6. In humankind as well as in other animals, the genetic composition of each population is subject over time to the modifying influence of diverse factors. These include natural selection, promoting adaptation of the population to the environment; mutations, involving modifications in genetic material; admixture, leading to genetic exchange between local populations, and randomly changing frequencies of genetic characteristics from one generation to another. The human features which have universal biological value for the survival of the species are not known to occur more frequently in one population than in any other. Therefore it is meaningless from the biological point of view to attribute a general inferiority or superiority to this or to that race.
7. The human species has a past rich in migration, in territorial expansions, and in contractions. As a consequence, we are adapted to many of the earth's environments in general, but to none in particular. For many millennia, human progress in any field has been based on culture and not on genetic improvement.
Mating between members of different human groups tends to diminish differences between groups, and has played a very important role in human history. Wherever different human populations have come in contact, such matings have taken place. Obstacles to such interaction have been social and cultural, not biological. The global process of urbanization, coupled with intercontinental migrations, has the potential to reduce the differences among all human populations.
8. Partly as a result of gene flow, the hereditary characteristics of human populations are in a state of perpetual flux. Distinctive local populations are continually coming into and passing out of existence. Such populations do not correspond to breeds of domestic animals, which have been produced by artificial selection over many generations for specific human purposes.
9. The biological consequences of mating depend only on the individual genetic makeup of the couple, and not on their racial classifications. Therefore, no biological justification exists for restricting intermarriage between persons of different racial classifications.
10. There is no necessary concordance between biological characteristics and culturally defined groups. On every continent, there are diverse populations that differ in language, economy, and culture. There is no national, religious, linguistic or cultural group or economic class that constitutes a race. However, human beings who speak the same language and share the same culture frequently select each other as mates, with the result that there is often some degree of correspondence between the distribution of physical traits on the one hand and that of linguistic and cultural traits on the other. But there is no causal linkage between these physical and behavioral traits, and therefore it is not justifiable to attribute cultural characteristics to genetic inheritance.

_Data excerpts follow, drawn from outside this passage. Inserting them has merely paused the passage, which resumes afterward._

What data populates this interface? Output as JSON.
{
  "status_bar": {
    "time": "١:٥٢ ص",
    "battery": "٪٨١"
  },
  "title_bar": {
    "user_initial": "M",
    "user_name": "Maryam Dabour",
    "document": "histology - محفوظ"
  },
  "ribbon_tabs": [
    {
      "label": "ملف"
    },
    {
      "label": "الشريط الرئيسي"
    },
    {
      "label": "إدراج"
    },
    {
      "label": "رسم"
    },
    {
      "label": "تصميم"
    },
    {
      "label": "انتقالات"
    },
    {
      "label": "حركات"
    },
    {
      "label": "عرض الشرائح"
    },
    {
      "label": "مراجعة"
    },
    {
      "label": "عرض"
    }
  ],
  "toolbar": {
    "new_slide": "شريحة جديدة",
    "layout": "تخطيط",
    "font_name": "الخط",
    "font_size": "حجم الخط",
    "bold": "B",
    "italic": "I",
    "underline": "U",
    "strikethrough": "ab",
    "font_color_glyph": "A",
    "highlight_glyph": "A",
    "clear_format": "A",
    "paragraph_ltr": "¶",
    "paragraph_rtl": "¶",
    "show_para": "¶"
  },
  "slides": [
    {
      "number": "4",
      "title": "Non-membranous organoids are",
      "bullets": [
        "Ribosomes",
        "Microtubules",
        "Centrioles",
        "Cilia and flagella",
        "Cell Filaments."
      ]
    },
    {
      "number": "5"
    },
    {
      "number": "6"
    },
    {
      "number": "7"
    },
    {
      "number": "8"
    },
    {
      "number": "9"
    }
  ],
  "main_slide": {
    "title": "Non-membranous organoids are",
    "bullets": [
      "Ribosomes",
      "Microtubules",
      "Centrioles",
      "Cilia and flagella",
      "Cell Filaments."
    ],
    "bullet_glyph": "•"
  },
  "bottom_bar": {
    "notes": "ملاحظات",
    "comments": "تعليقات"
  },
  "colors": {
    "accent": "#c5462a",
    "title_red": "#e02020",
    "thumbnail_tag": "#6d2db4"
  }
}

11. Physical, cultural and social environments influence the behavioral differences among individuals in society. Although heredity influences the behavioral variability of individuals within a given population, it does not affect the ability of any such population to function in a given social setting. The genetic capacity for intellectual development is one of the biological traits of our species essential for its survival. This genetic capacity is known to differ among individuals. The peoples of the world today appear to possess equal biological potential for assimilating any human culture. Racist political doctrines find no foundation in scientific knowledge concerning modern or past human populations.